O diretor de operações da Companhia Municipal de Trânsito e Urbanização (CMTU), Décio Fernando Rosseto Zulian, admite que atualmente o sistema de gerenciamento de lixo da cidade precisa de alguns ajustes, como por exemplo definir melhor os horários de coleta de recicláveis da área central. Ele lembra que atualmente a tarefa está a cargo de três cooperativas de recicladores e da empresa Ecosystem Serviços Urbanos Ltda. ''Detectamos situações que não estavam contribuindo para que o processo fluísse. São situações pontuais, mas de maneira geral o sistema funciona de forma satisfatória'', diz Zulian.
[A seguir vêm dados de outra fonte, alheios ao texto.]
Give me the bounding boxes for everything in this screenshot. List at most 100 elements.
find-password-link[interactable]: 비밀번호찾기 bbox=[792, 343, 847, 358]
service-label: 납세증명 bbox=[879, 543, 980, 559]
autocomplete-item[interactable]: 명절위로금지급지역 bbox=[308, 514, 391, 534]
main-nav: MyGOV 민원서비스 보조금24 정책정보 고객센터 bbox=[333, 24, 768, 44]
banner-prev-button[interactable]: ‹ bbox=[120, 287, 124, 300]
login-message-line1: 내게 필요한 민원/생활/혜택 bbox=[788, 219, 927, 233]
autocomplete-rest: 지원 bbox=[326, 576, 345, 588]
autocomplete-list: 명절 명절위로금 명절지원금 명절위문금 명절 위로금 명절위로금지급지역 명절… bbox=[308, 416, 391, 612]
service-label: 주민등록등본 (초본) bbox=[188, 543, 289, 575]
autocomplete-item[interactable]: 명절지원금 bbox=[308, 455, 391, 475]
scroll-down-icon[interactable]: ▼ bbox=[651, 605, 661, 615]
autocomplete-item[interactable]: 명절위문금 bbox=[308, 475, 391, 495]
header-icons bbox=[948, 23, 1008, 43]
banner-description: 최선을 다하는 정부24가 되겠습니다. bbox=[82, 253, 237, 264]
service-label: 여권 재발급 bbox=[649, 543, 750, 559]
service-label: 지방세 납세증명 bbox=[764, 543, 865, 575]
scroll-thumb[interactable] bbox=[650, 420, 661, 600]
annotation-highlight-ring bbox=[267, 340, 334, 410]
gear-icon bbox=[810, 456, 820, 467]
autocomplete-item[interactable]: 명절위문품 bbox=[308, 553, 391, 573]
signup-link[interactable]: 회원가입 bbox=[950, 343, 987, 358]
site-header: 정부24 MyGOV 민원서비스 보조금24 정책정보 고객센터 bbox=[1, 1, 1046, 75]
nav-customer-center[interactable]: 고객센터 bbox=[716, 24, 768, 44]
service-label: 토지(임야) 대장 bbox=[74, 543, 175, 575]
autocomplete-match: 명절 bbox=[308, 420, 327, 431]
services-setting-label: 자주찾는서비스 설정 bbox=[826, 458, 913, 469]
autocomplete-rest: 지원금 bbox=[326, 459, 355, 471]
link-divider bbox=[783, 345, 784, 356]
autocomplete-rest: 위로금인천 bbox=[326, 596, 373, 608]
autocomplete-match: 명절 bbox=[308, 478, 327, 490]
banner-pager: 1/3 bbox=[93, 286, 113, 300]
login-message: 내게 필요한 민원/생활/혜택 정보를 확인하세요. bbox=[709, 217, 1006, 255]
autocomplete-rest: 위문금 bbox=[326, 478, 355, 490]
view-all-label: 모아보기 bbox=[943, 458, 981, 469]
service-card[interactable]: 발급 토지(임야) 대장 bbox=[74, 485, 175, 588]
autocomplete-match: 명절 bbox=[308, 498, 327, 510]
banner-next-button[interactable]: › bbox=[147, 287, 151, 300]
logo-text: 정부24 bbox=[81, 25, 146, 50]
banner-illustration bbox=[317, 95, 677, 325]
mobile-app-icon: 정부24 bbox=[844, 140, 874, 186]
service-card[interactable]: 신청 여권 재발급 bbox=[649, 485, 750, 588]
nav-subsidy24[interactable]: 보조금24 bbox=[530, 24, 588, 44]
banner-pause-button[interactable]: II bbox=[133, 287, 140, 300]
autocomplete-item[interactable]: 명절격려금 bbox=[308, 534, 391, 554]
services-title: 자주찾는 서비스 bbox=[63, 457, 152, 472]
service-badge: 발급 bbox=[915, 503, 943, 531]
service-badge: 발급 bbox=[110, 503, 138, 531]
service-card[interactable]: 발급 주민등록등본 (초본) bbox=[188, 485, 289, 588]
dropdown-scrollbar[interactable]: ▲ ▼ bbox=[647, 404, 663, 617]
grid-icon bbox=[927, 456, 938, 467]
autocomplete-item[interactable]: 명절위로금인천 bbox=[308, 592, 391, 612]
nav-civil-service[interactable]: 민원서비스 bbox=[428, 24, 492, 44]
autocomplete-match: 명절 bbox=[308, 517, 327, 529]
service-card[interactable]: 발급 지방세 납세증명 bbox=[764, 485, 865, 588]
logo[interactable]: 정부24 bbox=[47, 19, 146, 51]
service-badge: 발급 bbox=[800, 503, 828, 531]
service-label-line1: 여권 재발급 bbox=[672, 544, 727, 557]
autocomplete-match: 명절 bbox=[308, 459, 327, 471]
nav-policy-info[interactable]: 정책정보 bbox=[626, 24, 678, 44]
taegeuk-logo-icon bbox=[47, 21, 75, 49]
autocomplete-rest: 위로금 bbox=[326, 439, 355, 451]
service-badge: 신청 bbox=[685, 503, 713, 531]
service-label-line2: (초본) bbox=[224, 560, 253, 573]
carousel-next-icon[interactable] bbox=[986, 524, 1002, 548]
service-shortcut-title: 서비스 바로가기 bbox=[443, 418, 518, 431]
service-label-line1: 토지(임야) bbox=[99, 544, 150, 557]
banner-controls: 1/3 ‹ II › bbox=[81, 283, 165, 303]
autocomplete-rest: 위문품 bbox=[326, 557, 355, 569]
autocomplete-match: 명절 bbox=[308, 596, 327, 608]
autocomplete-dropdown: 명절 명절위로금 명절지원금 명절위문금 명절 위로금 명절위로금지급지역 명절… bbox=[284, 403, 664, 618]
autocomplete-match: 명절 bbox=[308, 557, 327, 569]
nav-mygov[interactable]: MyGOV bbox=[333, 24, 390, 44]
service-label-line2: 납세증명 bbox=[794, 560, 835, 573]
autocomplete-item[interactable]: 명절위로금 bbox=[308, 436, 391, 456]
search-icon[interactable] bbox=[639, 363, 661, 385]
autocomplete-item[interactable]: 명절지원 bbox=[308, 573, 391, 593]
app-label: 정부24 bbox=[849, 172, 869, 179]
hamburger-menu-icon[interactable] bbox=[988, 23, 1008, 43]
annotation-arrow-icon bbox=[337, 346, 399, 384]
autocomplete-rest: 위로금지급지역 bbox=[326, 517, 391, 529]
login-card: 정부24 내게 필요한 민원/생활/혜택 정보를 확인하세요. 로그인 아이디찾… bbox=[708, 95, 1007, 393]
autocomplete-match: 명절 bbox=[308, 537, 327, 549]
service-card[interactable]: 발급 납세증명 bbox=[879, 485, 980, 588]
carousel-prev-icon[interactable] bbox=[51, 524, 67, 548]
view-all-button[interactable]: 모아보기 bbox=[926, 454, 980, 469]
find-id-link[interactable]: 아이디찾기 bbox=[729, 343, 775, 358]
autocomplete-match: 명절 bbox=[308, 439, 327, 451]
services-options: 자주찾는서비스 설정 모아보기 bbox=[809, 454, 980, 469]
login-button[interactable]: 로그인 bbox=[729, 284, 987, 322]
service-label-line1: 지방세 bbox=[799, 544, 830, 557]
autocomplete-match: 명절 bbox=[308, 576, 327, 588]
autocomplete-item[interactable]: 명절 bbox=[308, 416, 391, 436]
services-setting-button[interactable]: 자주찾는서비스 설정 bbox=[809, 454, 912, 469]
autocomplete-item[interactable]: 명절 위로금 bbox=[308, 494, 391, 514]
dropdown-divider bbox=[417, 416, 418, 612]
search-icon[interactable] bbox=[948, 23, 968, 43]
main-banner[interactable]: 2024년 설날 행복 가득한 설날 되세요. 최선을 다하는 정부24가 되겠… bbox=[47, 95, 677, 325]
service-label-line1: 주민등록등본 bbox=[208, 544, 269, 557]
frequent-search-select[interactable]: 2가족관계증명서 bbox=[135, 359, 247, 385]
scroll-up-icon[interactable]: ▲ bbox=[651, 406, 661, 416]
Entre as situações irregulares detectadas nos últimos dias está um depósito de resíduos a céu aberto nas proximidades do campus da Universidade Tecnólogica Federal do Paraná (UTFPR), na Zona Leste de Londrina. Em visita ao local, na última quinta-feira, a reportagem identificou vários tipos de materiais recicláveis misturados a rejeitos. Um rapaz que estava no local disse não saber quem estava depositando o material na área, nem se tinha alguém fazendo a separação dos resíduos.
Segundo o diretor da CMTU, no terreno deveriam ter sido construídos barracões para triagem de material reciclável, mas eles não foram concluídos. ''Estamos apurando. Até onde sabemos, houve descumprimento de cláusulas do contrato e há uma discussão judicial, mas é certo que não se trata de um local de trabalho. Estamos tentando identificar quem está fazendo o despejo irregular.'' Conforme Zulian, nos próximos dias os resíduos serão retirados do local.(S.L.)